Resolution: More novels this year :) The "one bright book" as D.H. Lawrence said.

mal4mac
12-10-2013, 07:32 AM
Well that's what the book was called... It doesn't actually contain every story he wrote I don't think.

The complete set comes in about about ten thick volumes.

http://www.eldritchpress.org/ac/jr/

Poetaster
12-10-2013, 08:42 AM
Finished this year:

Twilight of the Idols and The Antichrist by Friedrich Nietzsche
The Burial at Thebes by Seamus Heaney (Translation of Sophocles’s Antigone)
The Three Theban Plays by Sophocles (translated by Robert Fagles)
The First Forty Nine Short Stories by Ernest Hemingway
Opened Ground: Poems 1966-1996 by Seamus Heaney
J.M.W. Turner: The Man Who Set Painting on Fire by Olivier Meslay
Vineland by Thomas Pynchon
To the Lighthouse by Virginia Woolf
The Canterbury Tales by Geoffrey Chaucer (Modernized by Nevill Coghill)
Christine by Stephen King
Death of a Salesman by Arthur Miller
Cannery Row by John Steinbeck
The Lonely Londoners by Sam Selvon
Carry on, Jeeves by P.G. Wodehouse
The Jungle Book by Rudyard Kipling
Beowulf translated by Seamus Heaney
Hesiod and Theognis Translated by Dorethea Schmidt Wender
Eldritch Tales: A Micellany of the Macabre by H.P. Lovecraft
On Love and Barley – Haiku of Basho (translated by Lucien Stryks)
The Eclogues by Virgil (translated by Guy Lee & Latin text)
Inferno by Dan Brown
Dante’s The Divine Comedy translated by Henry Wadsworth Longfellow
Theocritus's Idylls (Translated by Anthony Verity)
A Choice of Christina Rossetti’s Verse
The Scarlet Letter by Nathaniel Hawthorne
Beowulf translated by Seamus Heaney (Norton Critical Edition)
Rime de Dante Alighieri
The Birth of Tragedy by Friedrich Nietzsche
North by Seamus Heaney
Pillars of Hercules by Paul Theroux
Great Expectations by Charles Dickens
A Boy’s Will by Robert Frost
North of Boston by Robert Frost
Slaughterhouse 5 by Kurt Vonnegut
Breakfast of Champions by Kurt Vonnegut
Mountain Interval by Robert Frost
9-11: Was There An Alternative? By Noam Chomsky
The Illiad by Homer (Fagles translation)

I aim to finish before the end of the year:

The Odyessy by Homer (Fagles translation)

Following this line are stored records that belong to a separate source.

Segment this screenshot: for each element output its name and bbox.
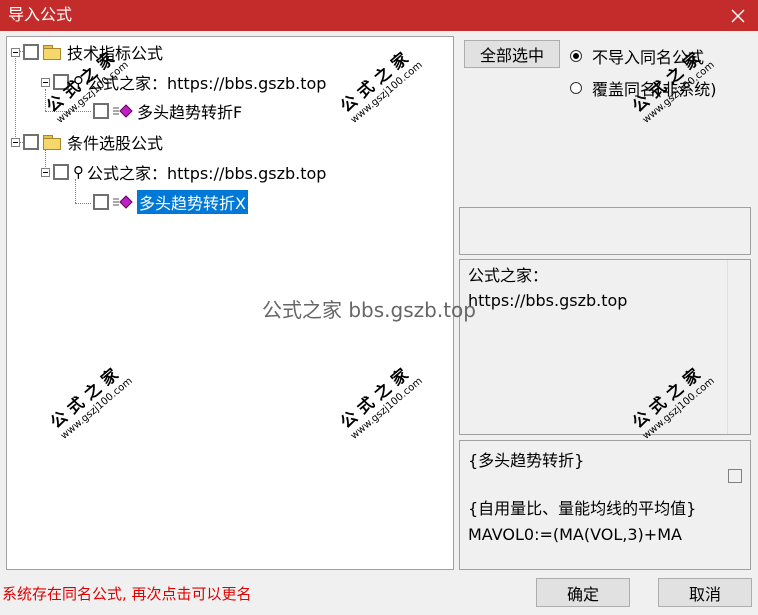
tree-node-label: 公式之家：https://bbs.gszb.top [87, 164, 327, 183]
tree-node-stock-selection[interactable]: 条件选股公式 [11, 131, 163, 153]
checkbox[interactable] [53, 164, 69, 180]
checkbox[interactable] [728, 469, 742, 483]
tree-connector [75, 203, 91, 204]
formula-icon [113, 104, 133, 118]
select-all-button[interactable]: 全部选中 [464, 40, 560, 68]
watermark-text: 公式之家 bbs.gszb.top [262, 298, 476, 322]
code-line-3: MAVOL0:=(MA(VOL,3)+MA [468, 525, 682, 544]
scrollbar[interactable] [727, 260, 750, 434]
title-bar: 导入公式 [0, 0, 758, 31]
collapse-icon[interactable] [11, 47, 20, 57]
tree-node-label: 条件选股公式 [67, 134, 164, 153]
window-title: 导入公式 [8, 5, 73, 24]
radio-icon[interactable] [570, 50, 582, 62]
close-icon [731, 9, 745, 22]
tree-node-formula-x[interactable]: 多头趋势转折X [93, 190, 248, 214]
folder-icon [43, 135, 61, 150]
tree-node-label: 多头趋势转折F [137, 103, 243, 122]
formula-icon [113, 195, 133, 209]
status-message: 系统存在同名公式, 再次点击可以更名 [2, 585, 252, 603]
description-field[interactable] [459, 207, 751, 255]
radio-icon[interactable] [570, 82, 582, 94]
info-line-2: https://bbs.gszb.top [468, 291, 628, 310]
folder-icon [43, 45, 61, 60]
info-line-1: 公式之家： [468, 266, 549, 285]
key-icon: ⚲ [73, 163, 84, 181]
checkbox[interactable] [23, 134, 39, 150]
close-button[interactable] [718, 0, 758, 31]
collapse-icon[interactable] [41, 167, 50, 177]
checkbox[interactable] [23, 44, 39, 60]
info-panel: 公式之家： https://bbs.gszb.top [459, 259, 751, 435]
collapse-icon[interactable] [11, 137, 20, 147]
ok-button[interactable]: 确定 [536, 578, 630, 607]
cancel-button[interactable]: 取消 [658, 578, 752, 607]
code-line-2: {自用量比、量能均线的平均值} [468, 499, 697, 518]
tree-node-label: 多头趋势转折X [137, 190, 248, 214]
code-panel: {多头趋势转折} {自用量比、量能均线的平均值} MAVOL0:=(MA(VOL… [459, 440, 751, 570]
tree-node-source[interactable]: ⚲ 公式之家：https://bbs.gszb.top [41, 161, 326, 183]
checkbox[interactable] [93, 194, 109, 210]
tree-node-formula-f[interactable]: 多头趋势转折F [93, 100, 242, 122]
tree-connector [15, 53, 16, 143]
collapse-icon[interactable] [41, 77, 50, 87]
checkbox[interactable] [93, 103, 109, 119]
code-line-1: {多头趋势转折} [468, 451, 585, 470]
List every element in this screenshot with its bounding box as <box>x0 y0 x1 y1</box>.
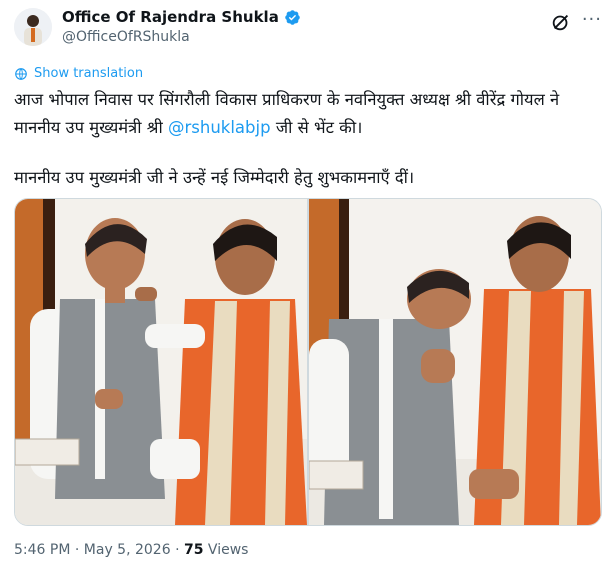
show-translation-label: Show translation <box>34 66 144 81</box>
separator: · <box>74 542 80 558</box>
photo-greeting-namaste[interactable] <box>309 199 601 525</box>
grok-icon[interactable] <box>550 11 572 33</box>
tweet-header: Office Of Rajendra Shukla @OfficeOfRShuk… <box>14 6 602 54</box>
mention-link[interactable]: @rshuklabjp <box>168 118 271 137</box>
author-handle[interactable]: @OfficeOfRShukla <box>62 29 190 45</box>
tweet-text: आज भोपाल निवास पर सिंगरौली विकास प्राधिक… <box>14 86 600 192</box>
tweet-date[interactable]: May 5, 2026 <box>84 542 171 558</box>
tweet-time[interactable]: 5:46 PM <box>14 542 70 558</box>
more-options-icon[interactable]: ··· <box>582 9 602 30</box>
verified-badge-icon <box>285 9 300 25</box>
avatar[interactable] <box>14 8 52 46</box>
photo-sweet-offering[interactable] <box>15 199 307 525</box>
tweet-paragraph-2: माननीय उप मुख्यमंत्री जी ने उन्हें नई जि… <box>14 168 415 187</box>
separator: · <box>175 542 180 558</box>
author-name-row: Office Of Rajendra Shukla <box>62 8 301 26</box>
views-label: Views <box>207 542 249 558</box>
views-count: 75 <box>183 542 204 558</box>
tweet-paragraph-1: आज भोपाल निवास पर सिंगरौली विकास प्राधिक… <box>14 86 600 142</box>
author-name[interactable]: Office Of Rajendra Shukla <box>62 8 279 26</box>
tweet-media-grid <box>14 198 602 526</box>
tweet-metadata: 5:46 PM · May 5, 2026 · 75 Views <box>14 542 248 558</box>
globe-icon <box>15 67 27 80</box>
tweet-text-part: जी से भेंट की। <box>270 118 363 137</box>
show-translation-link[interactable]: Show translation <box>14 66 143 81</box>
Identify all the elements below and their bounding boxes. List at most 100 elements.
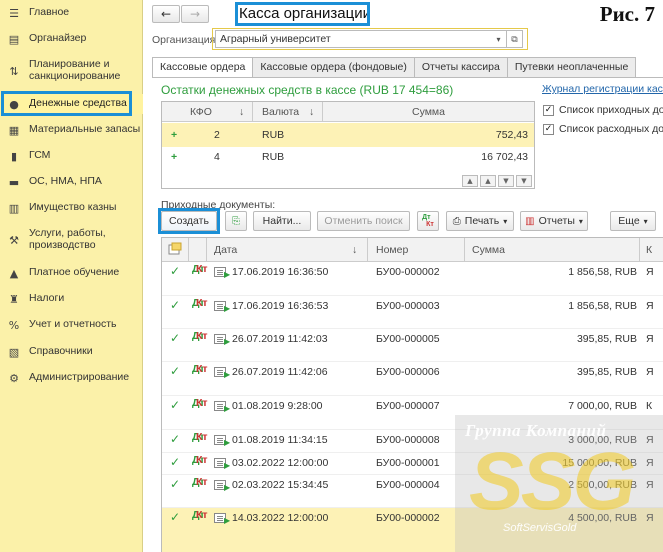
sidebar-item-education[interactable]: ▲ Платное обучение <box>0 266 143 280</box>
dt-kt-icon: Дт Кт <box>422 214 434 228</box>
arrow-right-icon: ▶ <box>224 404 231 413</box>
chart-icon: ⇅ <box>9 64 19 78</box>
arrow-down-icon: ▼ <box>503 177 509 185</box>
cell-sum: 752,43 <box>495 129 528 141</box>
sidebar-item-organizer[interactable]: ▤ Органайзер <box>0 32 143 46</box>
reports-label: Отчеты <box>538 215 575 227</box>
checkbox-icon: ✓ <box>543 104 554 116</box>
table-row[interactable]: ✓ Дт Кт ▶ 14.03.2022 12:00:00 БУ00-000002 4 50… <box>162 508 663 552</box>
posted-check-icon: ✓ <box>170 298 181 312</box>
table-row[interactable]: ✓ Дт Кт ▶ 26.07.2019 11:42:06 БУ00-000006 395,… <box>162 362 663 396</box>
sidebar-item-fuel[interactable]: ▮ ГСМ <box>0 149 143 163</box>
table-row[interactable]: ✓ Дт Кт ▶ 01.08.2019 9:28:00 БУ00-000007 7 000… <box>162 396 663 430</box>
scroll-top-button[interactable]: ▲ <box>462 175 478 187</box>
sidebar-item-planning[interactable]: ⇅ Планирование и санкционирование <box>0 58 143 82</box>
cell-currency: RUB <box>614 457 637 469</box>
cell-number: БУ00-000001 <box>376 457 440 469</box>
org-dropdown-button[interactable]: ▾ <box>491 30 507 48</box>
table-row[interactable]: ✓ Дт Кт ▶ 01.08.2019 11:34:15 БУ00-000008 3 00… <box>162 430 663 453</box>
sidebar-item-cash[interactable]: ● Денежные средства <box>0 94 143 114</box>
print-button[interactable]: ⎙ Печать ▾ <box>446 211 514 231</box>
cancel-search-button[interactable]: Отменить поиск <box>317 211 410 231</box>
cell-currency: RUB <box>614 479 637 491</box>
truck-icon: ▬ <box>8 175 20 189</box>
page-title: Касса организации <box>239 5 371 22</box>
reports-button[interactable]: ▥ Отчеты ▾ <box>520 211 588 231</box>
find-button[interactable]: Найти... <box>253 211 311 231</box>
open-icon: ⧉ <box>511 33 518 44</box>
sidebar-item-taxes[interactable]: ♜ Налоги <box>0 292 143 306</box>
chevron-down-icon: ▾ <box>503 216 508 226</box>
arrow-right-icon: ▶ <box>224 483 231 492</box>
cell-number: БУ00-000006 <box>376 366 440 378</box>
cell-kfo: 2 <box>214 129 220 141</box>
tab-cash-orders[interactable]: Кассовые ордера <box>152 57 254 78</box>
create-button[interactable]: Создать <box>161 211 217 231</box>
sidebar-item-treasury[interactable]: ▥ Имущество казны <box>0 201 143 215</box>
copy-button[interactable]: ⎘ <box>225 211 247 231</box>
back-button[interactable]: ← <box>152 5 180 23</box>
header-extra[interactable]: К <box>646 244 652 256</box>
cell-extra: Я <box>646 266 654 278</box>
tab-cashier-reports[interactable]: Отчеты кассира <box>413 57 508 77</box>
header-sum[interactable]: Сумма <box>412 106 445 118</box>
scroll-down-button[interactable]: ▼ <box>498 175 514 187</box>
table-row[interactable]: ✓ Дт Кт ▶ 17.06.2019 16:36:53 БУ00-000003 1 85… <box>162 296 663 329</box>
journal-link[interactable]: Журнал регистрации касс <box>542 83 663 95</box>
org-field[interactable]: Аграрный университет <box>215 30 493 48</box>
cell-currency: RUB <box>614 434 637 446</box>
coin-icon: ● <box>9 97 19 111</box>
table-row[interactable]: + 4 RUB 16 702,43 <box>162 145 534 169</box>
tools-icon: ⚒ <box>9 233 19 247</box>
sidebar-item-main[interactable]: ☰ Главное <box>0 6 143 20</box>
sort-down-icon: ↓ <box>352 244 358 256</box>
arrow-right-icon: → <box>189 7 201 21</box>
check-expense-docs[interactable]: ✓ Список расходных док <box>543 123 663 135</box>
header-currency[interactable]: Валюта <box>262 106 299 118</box>
sidebar-item-accounting[interactable]: % Учет и отчетность <box>0 318 143 332</box>
check-label: Список приходных док <box>559 104 663 116</box>
more-button[interactable]: Еще ▾ <box>610 211 656 231</box>
sidebar-item-services[interactable]: ⚒ Услуги, работы, производство <box>0 227 143 251</box>
header-sum[interactable]: Сумма <box>472 244 505 256</box>
tab-cash-orders-fund[interactable]: Кассовые ордера (фондовые) <box>252 57 415 77</box>
table-row[interactable]: + 2 RUB 752,43 <box>162 123 534 147</box>
posted-check-icon: ✓ <box>170 398 181 412</box>
sidebar-item-label: Главное <box>29 6 70 18</box>
cell-sum: 1 856,58, <box>568 266 612 278</box>
table-row[interactable]: ✓ Дт Кт ▶ 26.07.2019 11:42:03 БУ00-000005 395,… <box>162 329 663 362</box>
cell-currency: RUB <box>614 512 637 524</box>
chevron-down-icon: ▾ <box>496 34 501 44</box>
sidebar-item-materials[interactable]: ▦ Материальные запасы <box>0 123 143 137</box>
sidebar-item-admin[interactable]: ⚙ Администрирование <box>0 371 143 385</box>
cell-kfo: 4 <box>214 151 220 163</box>
sidebar-item-references[interactable]: ▧ Справочники <box>0 345 143 359</box>
org-open-button[interactable]: ⧉ <box>507 30 523 48</box>
cell-currency: RUB <box>614 333 637 345</box>
tab-divider <box>152 77 663 78</box>
forward-button[interactable]: → <box>181 5 209 23</box>
arrow-right-icon: ▶ <box>224 304 231 313</box>
header-number[interactable]: Номер <box>376 244 408 256</box>
documents-table: Дата ↓ Номер Сумма К ✓ Дт Кт ▶ 17.06.2019 16… <box>161 237 663 552</box>
cell-sum: 7 000,00, <box>568 400 612 412</box>
dt-kt-button[interactable]: Дт Кт <box>417 211 439 231</box>
sidebar-item-label: Услуги, работы, производство <box>29 227 106 251</box>
scroll-bottom-button[interactable]: ▼ <box>516 175 532 187</box>
cell-date: 01.08.2019 11:34:15 <box>232 434 328 446</box>
cell-currency: RUB <box>262 129 285 141</box>
table-row[interactable]: ✓ Дт Кт ▶ 02.03.2022 15:34:45 БУ00-000004 2 50… <box>162 475 663 508</box>
header-date[interactable]: Дата <box>214 244 237 256</box>
cell-sum: 16 702,43 <box>481 151 528 163</box>
sidebar-item-fixed-assets[interactable]: ▬ ОС, НМА, НПА <box>0 175 143 189</box>
graduation-icon: ▲ <box>9 266 19 280</box>
cell-currency: RUB <box>614 266 637 278</box>
cell-currency: RUB <box>614 366 637 378</box>
header-kfo[interactable]: КФО <box>190 106 212 118</box>
scroll-up-button[interactable]: ▲ <box>480 175 496 187</box>
table-row[interactable]: ✓ Дт Кт ▶ 17.06.2019 16:36:50 БУ00-000002 1 85… <box>162 262 663 296</box>
check-income-docs[interactable]: ✓ Список приходных док <box>543 104 663 116</box>
printer-icon: ⎙ <box>452 215 461 227</box>
tab-unpaid-vouchers[interactable]: Путевки неоплаченные <box>506 57 637 77</box>
table-row[interactable]: ✓ Дт Кт ▶ 03.02.2022 12:00:00 БУ00-000001 15 0… <box>162 453 663 475</box>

Of the read so far (and I'm on the last book of The Iliad, so I am adding that too) the biggest surprises has been the Haiku of Basho, which I found enchanting, and I might check out more Japanese writers now, and Slaughterhouse 5 by Vonnegut. I had never read Vonnegut before, and I liked it so much I went out and got Breakfast of Champions, which frankly isn't as good I don't think. The Iliad (which I have read before, and I told you I was counting it) I have read before, but it was a surprise just how easily I got back into the whole mood the poem put me in the first time reading it.

Edit: The Lonely Londoners, by Sam Selvon was also another really nice surprise. What a good book!

krishna_lit
12-10-2013, 10:17 AM
As for me, it's 'Hearts in Atlantis' by Stephen King and hardcover illustrated Telugu translation of 'How People Found The Shape of the Earth' by Anatholy Tomilin. Currently in the middle of both the books. Also started reading 'Brave New World' by Aldous Huxley, but I don't think I'll be tackling with it now.

maxphisher
12-10-2013, 11:41 PM
I enjoyed it despite the fact that it is not an overly uplifting book. There are points where the narrator's footnotes, though sometimes entertaining, get to be a bit tedious. But overall, it was an interesting and enjoyable read. I, however, am a fan of Diaz's very casual and pop-culture laden prose style.